Kaffihúsið (Tórshavn, Faroe Islands)

After finally settling into our hostel late at night and having a pleasant nights’ rest despite the still significant light level for 62 degrees of latitude in July, the next morning we awoke and start out exploring the greater Tórshavn area in earnest. We soon found ourselves downtown, exploring the particularly nice harbor area, and, once businesses started opening for the morning, checking out one place located right on the waterfront: Kaffihúsið. (As an aside, I’ll mention that, once you start to learn the translations for various names, you learn that the Faroese seem to like rather simple names for places and businesses.

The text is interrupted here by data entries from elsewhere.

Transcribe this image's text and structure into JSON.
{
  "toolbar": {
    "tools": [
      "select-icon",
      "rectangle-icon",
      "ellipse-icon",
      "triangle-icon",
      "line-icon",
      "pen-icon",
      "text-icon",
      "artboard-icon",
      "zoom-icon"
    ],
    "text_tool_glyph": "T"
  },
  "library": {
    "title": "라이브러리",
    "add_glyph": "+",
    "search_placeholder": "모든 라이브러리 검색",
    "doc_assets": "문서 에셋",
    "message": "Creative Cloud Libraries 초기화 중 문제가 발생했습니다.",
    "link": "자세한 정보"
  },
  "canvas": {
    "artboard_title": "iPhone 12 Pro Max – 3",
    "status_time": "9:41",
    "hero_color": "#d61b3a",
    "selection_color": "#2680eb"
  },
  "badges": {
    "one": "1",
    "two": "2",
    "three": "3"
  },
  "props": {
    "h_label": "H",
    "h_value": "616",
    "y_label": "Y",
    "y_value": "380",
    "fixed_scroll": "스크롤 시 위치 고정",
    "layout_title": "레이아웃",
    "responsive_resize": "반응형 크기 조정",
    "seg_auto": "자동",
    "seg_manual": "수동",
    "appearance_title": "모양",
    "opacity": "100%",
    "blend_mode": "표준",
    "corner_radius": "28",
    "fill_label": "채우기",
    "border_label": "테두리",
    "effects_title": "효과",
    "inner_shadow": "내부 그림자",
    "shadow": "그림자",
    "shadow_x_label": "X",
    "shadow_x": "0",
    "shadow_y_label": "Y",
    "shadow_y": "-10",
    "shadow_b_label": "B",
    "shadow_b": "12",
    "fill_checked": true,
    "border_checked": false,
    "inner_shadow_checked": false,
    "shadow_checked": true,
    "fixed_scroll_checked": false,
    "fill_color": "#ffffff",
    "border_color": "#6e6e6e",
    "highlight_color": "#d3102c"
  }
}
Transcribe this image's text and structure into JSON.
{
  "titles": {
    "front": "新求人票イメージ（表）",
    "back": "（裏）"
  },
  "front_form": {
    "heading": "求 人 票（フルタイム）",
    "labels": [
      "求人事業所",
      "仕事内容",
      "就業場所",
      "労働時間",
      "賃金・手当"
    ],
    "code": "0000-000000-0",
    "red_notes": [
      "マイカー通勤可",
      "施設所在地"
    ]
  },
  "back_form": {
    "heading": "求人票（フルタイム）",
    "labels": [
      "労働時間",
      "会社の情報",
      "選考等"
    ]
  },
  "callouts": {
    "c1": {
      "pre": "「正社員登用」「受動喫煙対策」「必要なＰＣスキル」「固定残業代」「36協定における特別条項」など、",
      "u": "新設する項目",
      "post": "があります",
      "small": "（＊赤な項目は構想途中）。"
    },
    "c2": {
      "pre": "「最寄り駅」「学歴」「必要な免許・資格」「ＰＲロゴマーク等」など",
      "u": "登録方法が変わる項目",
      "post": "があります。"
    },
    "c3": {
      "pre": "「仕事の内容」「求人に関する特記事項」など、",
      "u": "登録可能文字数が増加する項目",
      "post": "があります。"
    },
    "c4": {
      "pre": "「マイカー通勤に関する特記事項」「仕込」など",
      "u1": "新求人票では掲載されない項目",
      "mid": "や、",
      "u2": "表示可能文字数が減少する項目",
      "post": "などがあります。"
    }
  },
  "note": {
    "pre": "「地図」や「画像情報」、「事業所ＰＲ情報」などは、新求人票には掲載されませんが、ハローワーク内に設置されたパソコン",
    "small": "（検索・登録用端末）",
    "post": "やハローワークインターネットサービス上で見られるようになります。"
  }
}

Kaffihúsið means… “Coffee House”).

Much in the way that my various meals in lodging in Iceland showed that Iceland has a strong Nordic influence when it comes to food, the Faroes are similar in this respect, with perhaps just a bit more Danish influence (they are part of the Kingdom of Denmark, if not actually the country). And fewer items show this better than the typical Faroese breakfast we saw at many establishments: a selection of bread (mostly rye) with a selection of cheese and meat cold cuts. And you know what? I rather enjoyed it as a nice change of pace. Faroese rye bread is nice and hearty, without too much of a bold rye note, and not much sweetness. Most of the meats and cheeses are Danish in origin, which mostly makes for some mild ham and a selection of salami with some unusual-to-my-American-background additions, like asparagus or potato.

But, overall, enjoyable nonetheless. Add in a bold cup of coffee, and this made for a pleasant breakfast overlooking the harbor while planning out our day.